Sunday, August 30, 2009
I am a fan of Lawrence Block's mystery novels; since reading his recent memoir "Step by Step" I became aware of this book, subtitled "A Novel for a New Age". In Oregon a man begins a walk across the country by putting one foot in front of the other. He starts to gather other folks who also decide to walk with him. The walk is being done without forethought but purposefully, gathering people as they go, sleeping and eating wherever they find themselves, not exactly knowing where they will finish. At the same time a serial killer is on the loose, killing women wherever he finds them, not understanding why he is killing but getting some sort of satisfaction out of the act.

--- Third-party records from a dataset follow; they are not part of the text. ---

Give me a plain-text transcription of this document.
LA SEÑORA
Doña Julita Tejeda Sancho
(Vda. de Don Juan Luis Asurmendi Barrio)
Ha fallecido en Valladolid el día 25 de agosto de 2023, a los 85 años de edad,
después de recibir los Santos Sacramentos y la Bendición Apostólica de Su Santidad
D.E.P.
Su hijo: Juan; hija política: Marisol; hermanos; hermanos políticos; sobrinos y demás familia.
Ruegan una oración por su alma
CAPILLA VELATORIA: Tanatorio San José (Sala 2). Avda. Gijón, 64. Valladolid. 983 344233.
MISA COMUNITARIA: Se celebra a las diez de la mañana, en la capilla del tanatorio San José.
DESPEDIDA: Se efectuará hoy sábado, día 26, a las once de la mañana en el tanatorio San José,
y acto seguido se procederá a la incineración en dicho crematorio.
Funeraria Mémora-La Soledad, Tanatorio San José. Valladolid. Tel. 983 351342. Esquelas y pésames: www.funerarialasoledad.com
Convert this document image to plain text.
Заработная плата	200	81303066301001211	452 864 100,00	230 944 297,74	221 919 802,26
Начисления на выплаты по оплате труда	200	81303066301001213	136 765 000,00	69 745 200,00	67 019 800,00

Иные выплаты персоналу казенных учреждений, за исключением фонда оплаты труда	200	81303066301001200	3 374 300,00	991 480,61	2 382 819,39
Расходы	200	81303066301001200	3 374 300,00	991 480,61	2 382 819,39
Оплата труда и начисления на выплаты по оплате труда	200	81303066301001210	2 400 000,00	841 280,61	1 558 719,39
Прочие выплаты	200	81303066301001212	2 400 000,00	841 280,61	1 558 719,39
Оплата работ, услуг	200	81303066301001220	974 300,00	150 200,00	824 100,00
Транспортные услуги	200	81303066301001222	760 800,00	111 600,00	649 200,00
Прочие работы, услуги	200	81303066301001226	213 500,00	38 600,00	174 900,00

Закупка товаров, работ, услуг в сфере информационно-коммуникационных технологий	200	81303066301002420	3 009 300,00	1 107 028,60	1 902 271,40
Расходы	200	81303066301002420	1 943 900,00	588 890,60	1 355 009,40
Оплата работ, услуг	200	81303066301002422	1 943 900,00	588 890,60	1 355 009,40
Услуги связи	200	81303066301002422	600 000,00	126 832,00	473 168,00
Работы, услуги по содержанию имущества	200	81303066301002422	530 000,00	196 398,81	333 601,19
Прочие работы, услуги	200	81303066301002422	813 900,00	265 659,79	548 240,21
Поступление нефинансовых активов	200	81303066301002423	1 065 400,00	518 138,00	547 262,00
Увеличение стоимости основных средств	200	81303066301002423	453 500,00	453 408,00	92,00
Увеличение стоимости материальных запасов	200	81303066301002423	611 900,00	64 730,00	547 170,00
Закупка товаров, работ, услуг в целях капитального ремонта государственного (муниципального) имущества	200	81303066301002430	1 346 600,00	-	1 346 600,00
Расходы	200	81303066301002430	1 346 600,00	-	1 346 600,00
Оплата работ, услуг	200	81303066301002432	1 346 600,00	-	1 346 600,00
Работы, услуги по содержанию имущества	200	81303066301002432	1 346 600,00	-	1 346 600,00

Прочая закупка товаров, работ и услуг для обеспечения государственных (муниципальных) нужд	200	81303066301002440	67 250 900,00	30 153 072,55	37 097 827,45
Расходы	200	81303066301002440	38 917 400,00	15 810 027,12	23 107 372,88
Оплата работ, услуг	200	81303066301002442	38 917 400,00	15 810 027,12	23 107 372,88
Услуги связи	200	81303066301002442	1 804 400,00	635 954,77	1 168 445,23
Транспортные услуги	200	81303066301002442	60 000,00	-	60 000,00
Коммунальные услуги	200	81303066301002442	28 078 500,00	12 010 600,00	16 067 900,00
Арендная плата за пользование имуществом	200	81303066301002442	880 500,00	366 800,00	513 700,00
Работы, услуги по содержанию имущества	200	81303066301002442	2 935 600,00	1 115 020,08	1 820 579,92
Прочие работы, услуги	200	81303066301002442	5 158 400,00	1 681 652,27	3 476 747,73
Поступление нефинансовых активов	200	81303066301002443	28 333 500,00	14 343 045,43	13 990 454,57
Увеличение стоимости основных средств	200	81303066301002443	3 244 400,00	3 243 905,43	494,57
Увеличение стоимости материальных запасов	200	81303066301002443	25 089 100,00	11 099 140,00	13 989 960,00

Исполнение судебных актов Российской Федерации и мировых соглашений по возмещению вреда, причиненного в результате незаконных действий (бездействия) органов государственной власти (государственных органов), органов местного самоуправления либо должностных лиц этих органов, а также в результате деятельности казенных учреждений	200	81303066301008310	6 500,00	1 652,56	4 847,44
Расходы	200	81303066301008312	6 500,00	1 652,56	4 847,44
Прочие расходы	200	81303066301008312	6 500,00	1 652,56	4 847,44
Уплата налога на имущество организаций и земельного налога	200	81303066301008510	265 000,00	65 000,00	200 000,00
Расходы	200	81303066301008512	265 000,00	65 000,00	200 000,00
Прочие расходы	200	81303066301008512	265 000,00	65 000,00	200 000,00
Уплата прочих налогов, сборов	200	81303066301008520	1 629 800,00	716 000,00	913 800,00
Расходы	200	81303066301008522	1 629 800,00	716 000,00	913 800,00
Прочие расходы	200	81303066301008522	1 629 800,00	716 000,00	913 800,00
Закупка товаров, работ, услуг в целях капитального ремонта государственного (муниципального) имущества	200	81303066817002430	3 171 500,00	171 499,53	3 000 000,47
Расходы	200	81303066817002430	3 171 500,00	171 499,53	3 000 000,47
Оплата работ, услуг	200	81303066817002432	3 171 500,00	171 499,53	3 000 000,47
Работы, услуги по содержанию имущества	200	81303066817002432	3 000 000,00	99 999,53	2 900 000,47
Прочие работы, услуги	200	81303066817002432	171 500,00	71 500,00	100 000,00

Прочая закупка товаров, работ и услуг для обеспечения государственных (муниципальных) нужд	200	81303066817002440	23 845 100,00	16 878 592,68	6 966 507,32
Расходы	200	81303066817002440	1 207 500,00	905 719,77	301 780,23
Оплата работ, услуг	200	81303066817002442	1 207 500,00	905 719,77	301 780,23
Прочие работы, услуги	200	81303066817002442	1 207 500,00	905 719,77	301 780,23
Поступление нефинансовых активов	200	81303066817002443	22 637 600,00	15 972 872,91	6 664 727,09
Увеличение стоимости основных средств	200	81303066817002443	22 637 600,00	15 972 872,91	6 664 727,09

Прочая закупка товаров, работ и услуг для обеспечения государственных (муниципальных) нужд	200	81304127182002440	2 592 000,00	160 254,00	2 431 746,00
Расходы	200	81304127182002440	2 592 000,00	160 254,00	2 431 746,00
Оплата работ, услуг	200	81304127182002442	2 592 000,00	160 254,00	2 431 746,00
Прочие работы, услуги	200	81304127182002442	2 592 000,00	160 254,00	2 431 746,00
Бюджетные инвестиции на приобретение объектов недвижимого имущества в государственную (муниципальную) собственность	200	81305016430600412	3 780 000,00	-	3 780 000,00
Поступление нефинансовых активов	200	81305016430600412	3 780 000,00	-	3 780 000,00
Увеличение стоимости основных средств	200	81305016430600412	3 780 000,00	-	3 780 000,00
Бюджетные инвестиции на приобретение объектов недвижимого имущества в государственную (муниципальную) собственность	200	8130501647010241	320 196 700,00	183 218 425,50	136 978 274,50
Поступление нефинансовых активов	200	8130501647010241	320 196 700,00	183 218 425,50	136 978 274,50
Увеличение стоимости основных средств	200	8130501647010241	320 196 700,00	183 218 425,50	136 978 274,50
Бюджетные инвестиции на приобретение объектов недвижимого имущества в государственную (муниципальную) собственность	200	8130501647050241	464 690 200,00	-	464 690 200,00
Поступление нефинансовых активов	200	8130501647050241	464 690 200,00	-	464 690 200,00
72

The paths of all these people intersect somewhere in the story with a surprising and promising result. This book was quite unlike other books by the same author and I enjoyed it (though the chapters about the killer were a little hard to read!)
Tuesday, August 25, 2009
"Raising an Autistic Child" Volume 1
This book was a new experience for me because it is a Manga, a Japanese comic. I enjoyed comic books as a child and Manga reminds me of that time.
"With the Light" is translated from the Japanese, set in Japan, and focuses on a young family having a child afflicted with autism. The young parents flounder, looking for why this has happened to them and dealing with many misunderstandings. For example, many people are thinking the mother is at fault, spoiling her child or not teaching him correctly when actually she's doing her very best without much support from anyone. Even her husband and mother-in-law at times think she is the reason her child is different.

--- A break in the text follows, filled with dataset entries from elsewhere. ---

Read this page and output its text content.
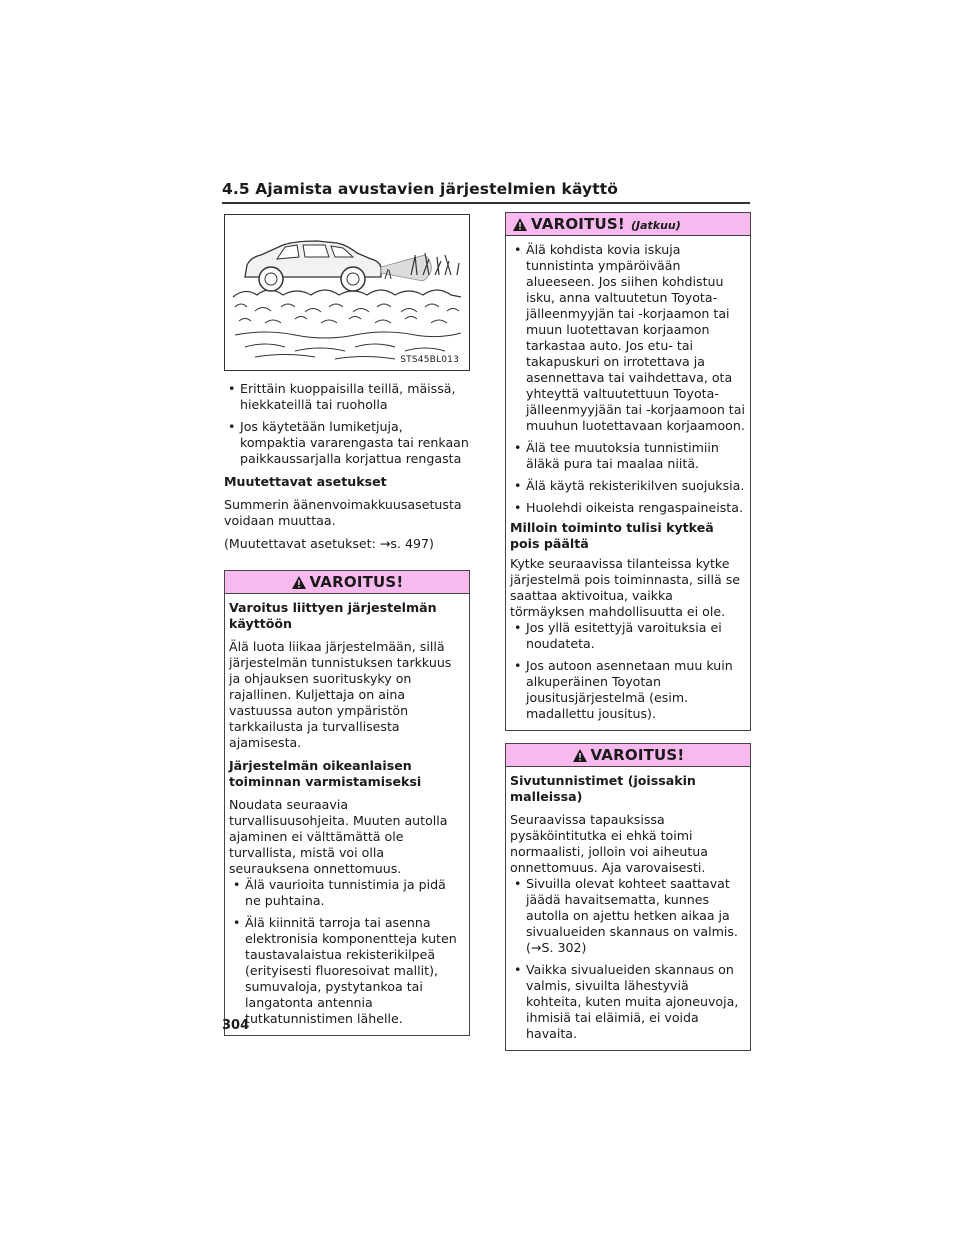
4.5 Ajamista avustavien järjestelmien käyttö
STS45BL013
• Erittäin kuoppaisilla teillä, mäissä, hiekkateillä tai ruoholla
• Jos käytetään lumiketjuja, kompaktia vararengasta tai renkaan paikkaussarjalla korjattua rengasta
Muutettavat asetukset
Summerin äänenvoimakkuusasetusta voidaan muuttaa.
(Muutettavat asetukset: →s. 497)
VAROITUS!
Varoitus liittyen järjestelmän käyttöön
Älä luota liikaa järjestelmään, sillä järjestelmän tunnistuksen tarkkuus ja ohjauksen suorituskyky on rajallinen. Kuljettaja on aina vastuussa auton ympäristön tarkkailusta ja turvallisesta ajamisesta.
Järjestelmän oikeanlaisen toiminnan varmistamiseksi
Noudata seuraavia turvallisuusohjeita. Muuten autolla ajaminen ei välttämättä ole turvallista, mistä voi olla seurauksena onnettomuus.
• Älä vaurioita tunnistimia ja pidä ne puhtaina.
• Älä kiinnitä tarroja tai asenna elektronisia komponentteja kuten taustavalaistua rekisterikilpeä (erityisesti fluoresoivat mallit), sumuvaloja, pystytankoa tai langatonta antennia tutkatunnistimen lähelle.
VAROITUS! (Jatkuu)
• Älä kohdista kovia iskuja tunnistinta ympäröivään alueeseen. Jos siihen kohdistuu isku, anna valtuutetun Toyota-jälleenmyyjän tai -korjaamon tai muun luotettavan korjaamon tarkastaa auto. Jos etu- tai takapuskuri on irrotettava ja asennettava tai vaihdettava, ota yhteyttä valtuutettuun Toyota-jälleenmyyjään tai -korjaamoon tai muuhun luotettavaan korjaamoon.
• Älä tee muutoksia tunnistimiin äläkä pura tai maalaa niitä.
• Älä käytä rekisterikilven suojuksia.
• Huolehdi oikeista rengaspaineista.
Milloin toiminto tulisi kytkeä pois päältä
Kytke seuraavissa tilanteissa kytke järjestelmä pois toiminnasta, sillä se saattaa aktivoitua, vaikka törmäyksen mahdollisuutta ei ole.
• Jos yllä esitettyjä varoituksia ei noudateta.
• Jos autoon asennetaan muu kuin alkuperäinen Toyotan jousitusjärjestelmä (esim. madallettu jousitus).
VAROITUS!
Sivutunnistimet (joissakin malleissa)
Seuraavissa tapauksissa pysäköintitutka ei ehkä toimi normaalisti, jolloin voi aiheutua onnettomuus. Aja varovaisesti.
• Sivuilla olevat kohteet saattavat jäädä havaitsematta, kunnes autolla on ajettu hetken aikaa ja sivualueiden skannaus on valmis. (→S. 302)
• Vaikka sivualueiden skannaus on valmis, sivuilta lähestyviä kohteita, kuten muita ajoneuvoja, ihmisiä tai eläimiä, ei voida havaita.
304
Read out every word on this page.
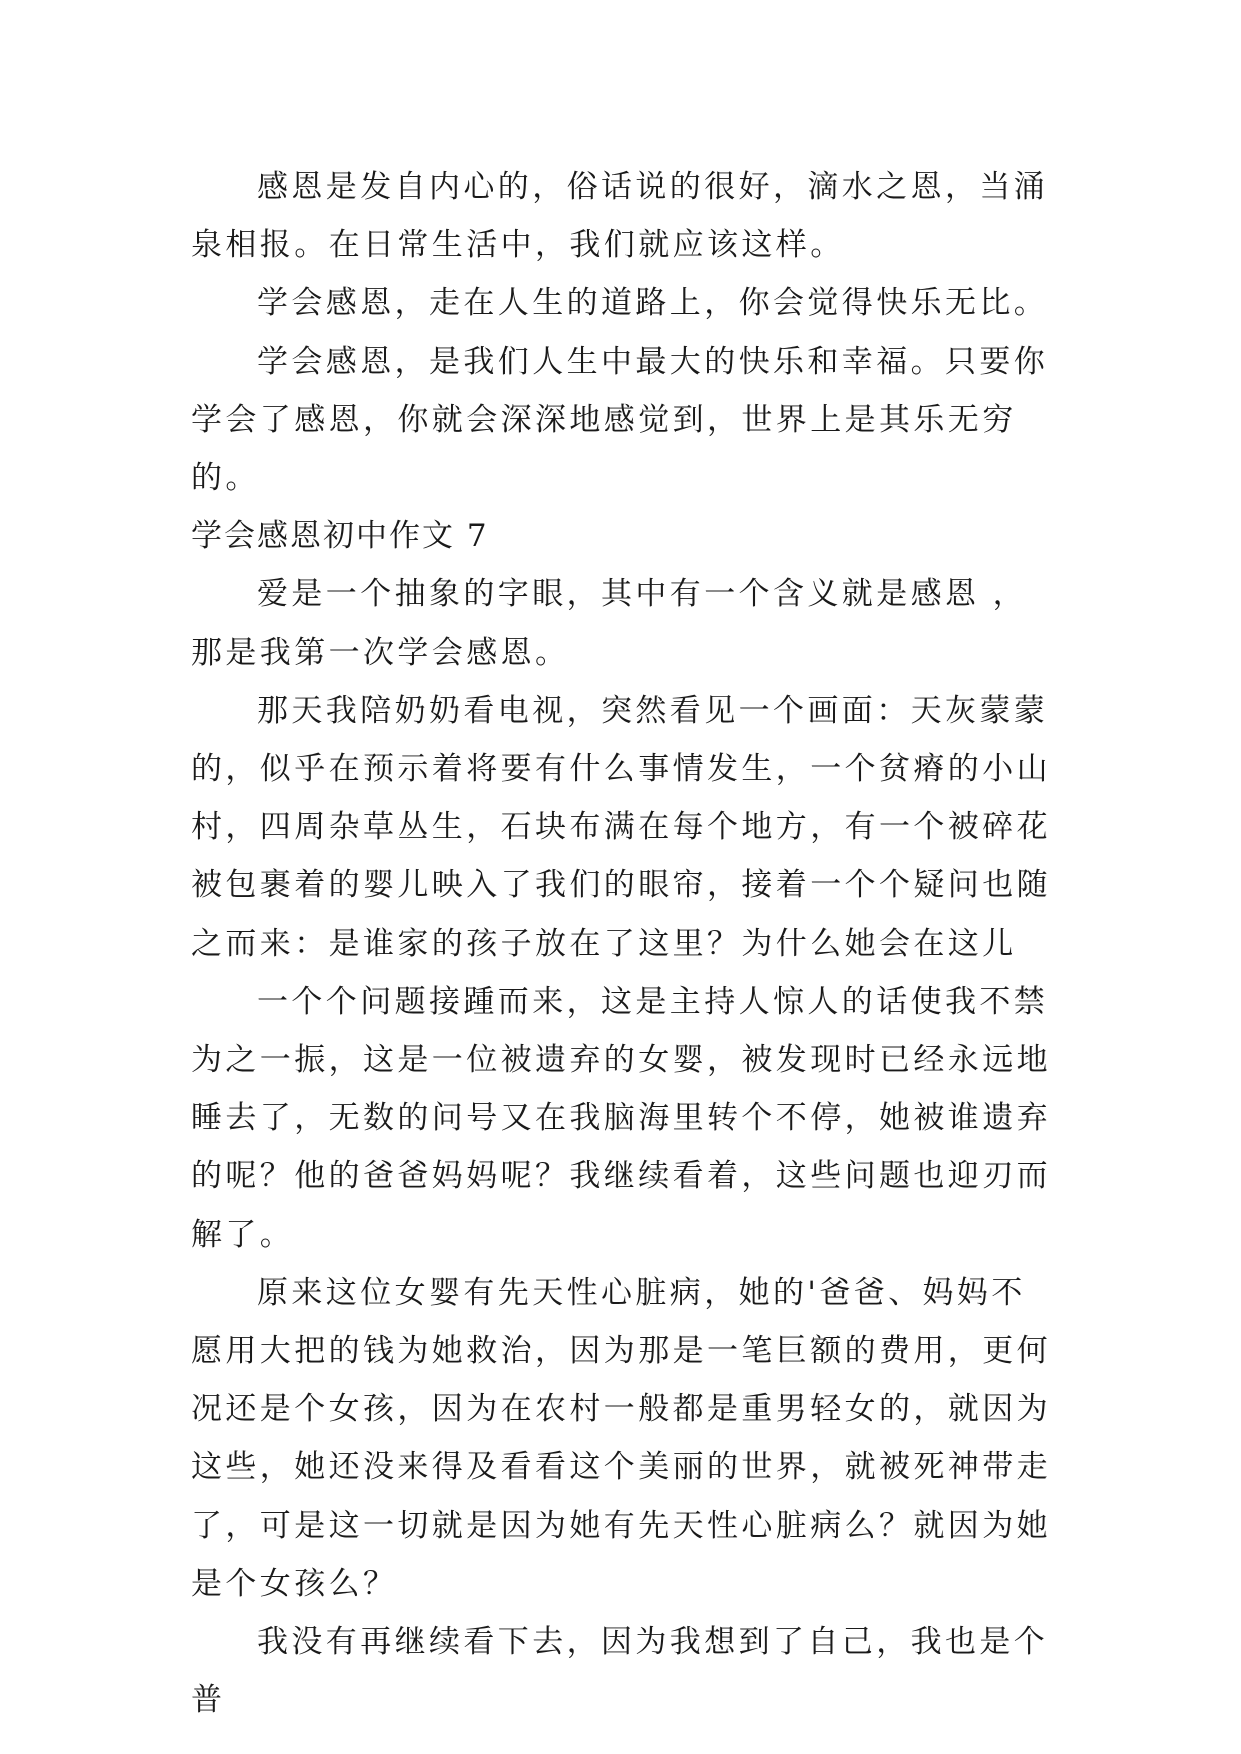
感恩是发自内心的，俗话说的很好，滴水之恩，当涌泉相报。在日常生活中，我们就应该这样。

学会感恩，走在人生的道路上，你会觉得快乐无比。

学会感恩，是我们人生中最大的快乐和幸福。只要你学会了感恩，你就会深深地感觉到，世界上是其乐无穷的。

学会感恩初中作文 7

爱是一个抽象的字眼，其中有一个含义就是感恩 ，那是我第一次学会感恩。

那天我陪奶奶看电视，突然看见一个画面：天灰蒙蒙的，似乎在预示着将要有什么事情发生，一个贫瘠的小山村，四周杂草丛生，石块布满在每个地方，有一个被碎花被包裹着的婴儿映入了我们的眼帘，接着一个个疑问也随之而来：是谁家的孩子放在了这里？为什么她会在这儿

一个个问题接踵而来，这是主持人惊人的话使我不禁为之一振，这是一位被遗弃的女婴，被发现时已经永远地睡去了，无数的问号又在我脑海里转个不停，她被谁遗弃的呢？他的爸爸妈妈呢？我继续看着，这些问题也迎刃而解了。

原来这位女婴有先天性心脏病，她的'爸爸、妈妈不愿用大把的钱为她救治，因为那是一笔巨额的费用，更何况还是个女孩，因为在农村一般都是重男轻女的，就因为这些，她还没来得及看看这个美丽的世界，就被死神带走了，可是这一切就是因为她有先天性心脏病么？就因为她是个女孩么？

我没有再继续看下去，因为我想到了自己，我也是个普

I was surprised to see this Manga on the fiction shelves of my public library. I see that volume 2 of the same series is also there and I will be looking for it soon to continue this saga about the autistic child.
Saturday, August 22, 2009
Very enjoyable book! The Castaways is about 8 people, 4 married couples, living on the island of Nantucket. As the story opens, one of the couples is found drowned while on a boating excursion to celebrate an anniversary. Each of the remaining six in the Castaway group is affected in a profound and different way by the deaths. A mystery regarding why this couple drowned is more or less resolved as the book nears its final pages, so that I found myself hardly able to put it down.
Sunday, August 16, 2009
A favorite mystery writer is Lawrence Block and a favorite pastimes is walking. "Step by Step" is a combination of these two: an autobiography detailing his history in the sport of race walking. The subtitle is "A Pedestrian Memoir". Mr. Block, who is now in his seventies, participated in long distance race walking, sometimes taking part in marathons and ultra marathons. I found it interesting because because I've always enjoyed this author plus I enjoy walking, but I don't know if it would be of high interest to others.
Monday, August 10, 2009
Recently I purchased an Apple Touch 16 GB with a goal to read ebooks on it. The App store has the ebook version of this story available free so I downloaded it, founding it comfortable and interesting to read the ebook version of fiction for the first time in my life. Of course the story is very intriguing and curious; I was able to set the font and background for good reading. Next I want to rent the DVD movie of this story and see how it compares with the original story. I have lived long enough to see major changes in so many areas of our lives, and the ebook is just one of them. I'm not ready to give up the library and holding an actual paper book in my hands, but I can see the merits of the ebook world.
Sunday, August 9, 2009
Loved it! Eilis is a young Irish girl who decides to try her luck in post WWII America. She makes the difficult passage across the ocean to Brooklyn, gets a job, meets people and begins to make her way. In the meantime family ties are pulling her back to the old country. This book expresses the two forces that often pull at immigrants everywhere: adventure and desire for a better life and the emotional pull and comfort of the familiar. This is a great book, leaving me wondering until the last page what direction she would choose.
Monday, August 3, 2009
Debbie Macomber's books are always warm and comfortable reading. The setting is a small town in Washington where the people are kind and helpful to each other. The characters include people searching for love, children searching for parents, everyday kinds of problems approached in a light lovely way. Her books are an escape from the problems of the real world. "Summer" follows this same prescription: a knitting group is formed to enable people to kick their problems. The members of the group include a young woman hoping to stop smoking and have a baby, a lonely man who is very successful but involved in a lawsuit that could destroy his company, a young woman who hopes to adopt and a single mother who hopes to protect her adopted daughter. This is a very pleasant book.